Even reading the definition of the 'premises' into the said Clause (e), would mean that the function of the Court is to decide whether or not a building or a part of a building let separately for use as residence is required bona fide by the landlord. The building let for residence in this case is the entire premises and consequently, I think, it is not open to me to further sub-divide that premises and order eviction with respect to a part thereof. The meaning would further become clear by reference to Clause (c) of proviso to Sub-section(l) of Section 14. That clause provides a ground for eviction if the premises are used for purpose other than for which they were let. There again, if part of the premises is used for some purpose other than the purposes for which it was let, a decree for ejectment will have to be passed with respect to the entire premises and not confined to a part thereof. If the object of the legislature was to confer power on the Courts to ration the accommodation, it is legitimate to think that they would have expressly so provided, particularly when legislation on the lines of rationing was in existence in some States when the Act in question was enacted. If the Courts were to divide the premises between a landlord and a tenant on the basis of pure physical sufficiency, it would become impossible in the absence of any express provisions in the Act to adjust the rights of landlord and tenant with respect to the parts divided between them in a case like the present.
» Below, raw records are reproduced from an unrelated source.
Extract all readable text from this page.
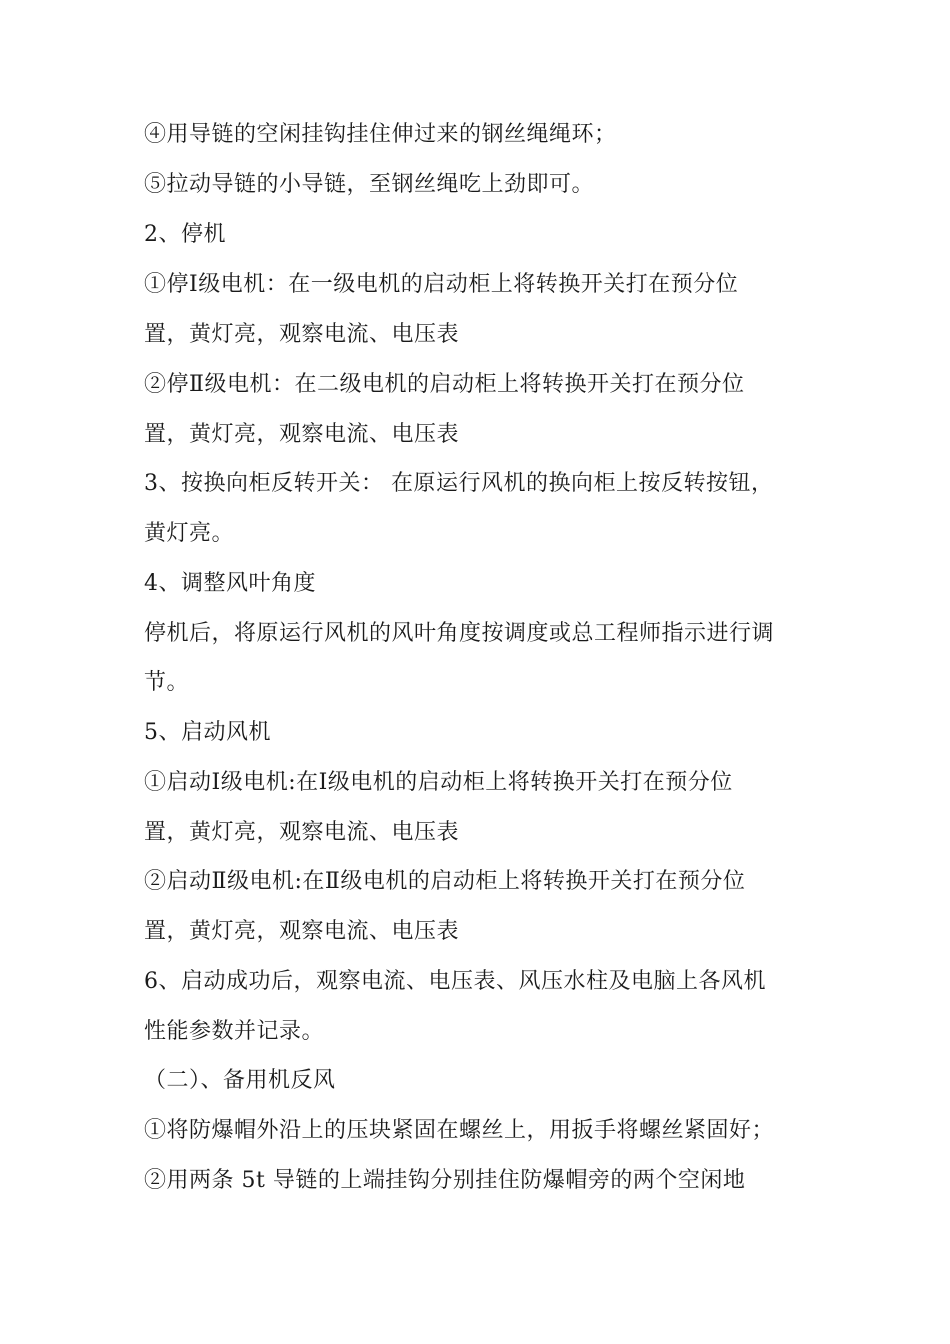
④用导链的空闲挂钩挂住伸过来的钢丝绳绳环；
⑤拉动导链的小导链，至钢丝绳吃上劲即可。
2、停机
①停Ⅰ级电机：在一级电机的启动柜上将转换开关打在预分位
置，黄灯亮，观察电流、电压表
②停Ⅱ级电机：在二级电机的启动柜上将转换开关打在预分位
置，黄灯亮，观察电流、电压表
3、按换向柜反转开关： 在原运行风机的换向柜上按反转按钮，
黄灯亮。
4、调整风叶角度
停机后，将原运行风机的风叶角度按调度或总工程师指示进行调
节。
5、启动风机
①启动Ⅰ级电机:在Ⅰ级电机的启动柜上将转换开关打在预分位
置，黄灯亮，观察电流、电压表
②启动Ⅱ级电机:在Ⅱ级电机的启动柜上将转换开关打在预分位
置，黄灯亮，观察电流、电压表
6、启动成功后，观察电流、电压表、风压水柱及电脑上各风机
性能参数并记录。
（二）、备用机反风
①将防爆帽外沿上的压块紧固在螺丝上，用扳手将螺丝紧固好；
②用两条 5t 导链的上端挂钩分别挂住防爆帽旁的两个空闲地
There may yet be another approach to the problem. A landlord may require only three rooms in a premises let under a single tenancy and consisting of five or six rooms. Even in such a case, the landlord does require the permises and if he finds that there exist no provisions for adjustment of his rights with the tenant with respect to the remaining rooms which may be left with the tenant, he may say that he requires the entire premises, because it is only then that his bona fide requirement can be satisfied. It is impossible to hold that a landlord, who has no accommodation for his own residence, should be deprived of his right to get possession merely on the ground that the entire premises is too big For his requirements. In the context of the present Act, I do not subscribe to the view that there exists any difference between contractual tenancies and statutory tenancies. Even in the case of latter type of tenancies, the problem facing the Courts would remain the same, namely, are the Courts competent to reshuffle and readjust the rights between the parties as to payment of the rent or otherwise? The two Courts of facts have found that the need of the landlord is bona fide. That being so, it must be held that the Tribunal was right in the view it took. The appeal is, therefore, dismissed with no order as to costs. The tenant will have one month to vacate the premises.